The Republican-led House of Representatives just unsuccessfully attempted to undo the Affordable Care Act for the 56th time. While it’s been well established that repealing Obamacare without a plausible replacement would leave tens of millions of people uninsured and worsen our deficits by accelerating the growth in healthcare costs, it’s also important to note that this continued GOP crusade to get government out of health care runs directly counter to the stated will of the majority of Americans. A new poll shows that more than half of Americans — including 80 percent of Democrats and a quarter of Republicans — support expanding health reform to “Medicare for All.” While Obamacare has been a step in the right direction…
The Republican-led House of Representatives just unsuccessfully attempted to undo the Affordable Care Act for the 56th time.
While it’s been well established that repealing Obamacare without a plausible replacement would leave tens of millions of people uninsured and worsen our deficits by accelerating the growth in healthcare costs, it’s also important to note that this continued GOP crusade to get government out of health care runs directly counter to the stated will of the majority of Americans.
A new poll shows that more than half of Americans — including 80 percent of Democrats and a quarter of Republicans — support expanding health reform to “Medicare for All.” While Obamacare has been a step in the right direction, more and more people across the country understand that a single-payer healthcare system is the only way to guarantee quality care and at the same time reduce medical costs.
The United States spends almost twice as much per person on health care as any other country, yet our key outcomes — life expectancy, infant mortality and preventable deaths — too often lag behind our peers. A recent Commonwealth Fund study ranked the U.S. healthcare system dead last among 11 highly developed countries in terms of quality, efficiency and access to health care.
What are we doing wrong?
One major problem is that billing and insurance-related administrative costs — in other words, bureaucratic red tape — cost the American people $471 billion in 2012. That’s enough money to pay for our country’s whole interstate highway system. At least 80 percent of that extraordinary cost was, according to a respected study, due to inefficiencies in our for-profit, multipayer healthcare system.
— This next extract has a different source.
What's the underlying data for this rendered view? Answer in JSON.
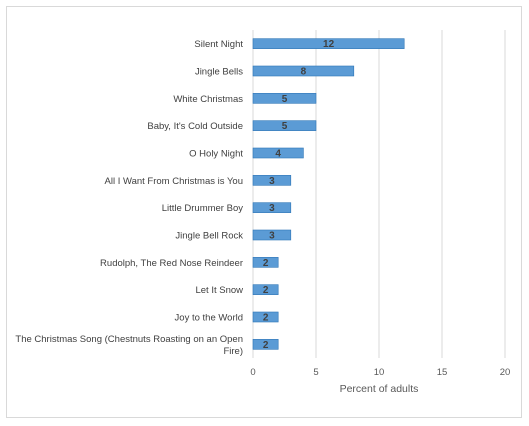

By adopting a “Medicare for All” model — which, by the way, is the standard for health care throughout the industrialized world — we can achieve hundreds of billions of dollars in cost savings that can be used to cover the nation’s remaining uninsured and upgrade coverage for millions of underinsured citizens. While the ACA has brought insurance to 19 million Americans, 13 percent still lack health insurance, including one out of every five young adults. Notwithstanding the fact that the ACA has significantly reduced out-of-pocket costs, 21 percent of insured Americans are still spending 5 percent or more of their income on out-of-pocket costs.
This week I was joined by 44 members of Congress in reintroducing the only healthcare legislation that will overcome these persistent challenges to our healthcare system: H.R. 676, or “The Expanded and Improved Medicare for All Act.” This bill has been introduced in every Congress since 2003 and has a broad base of support among healthcare activists, organized labor, physicians, nurses, and social-justice organizations across the nation. The bill has been endorsed by 26 international unions, Physicians for a National Health Program, two former editors of the New England Journal of Medicine, National Nurses United, the American Medical Students Association, Progressive Democrats of America, the NAACP, and countless others.
This isn’t just good ethics; it’s also good economics. H.R. 676 will boost the economy by enabling America’s small businesses to focus on building their companies rather than on dealing with the cost and complexity of providing healthcare for their employees. H.R. 676 keeps the delivery of health care a private matter, enabling health providers to engage in market-based competition and innovation.
Half a century ago, addressing the convention of the Medical Committee for Human Rights, Martin Luther King Jr. declared, “Of all the forms of inequality, injustice in health care is the most shocking and inhumane.” It’s time to adopt a serious comprehensive plan to address it.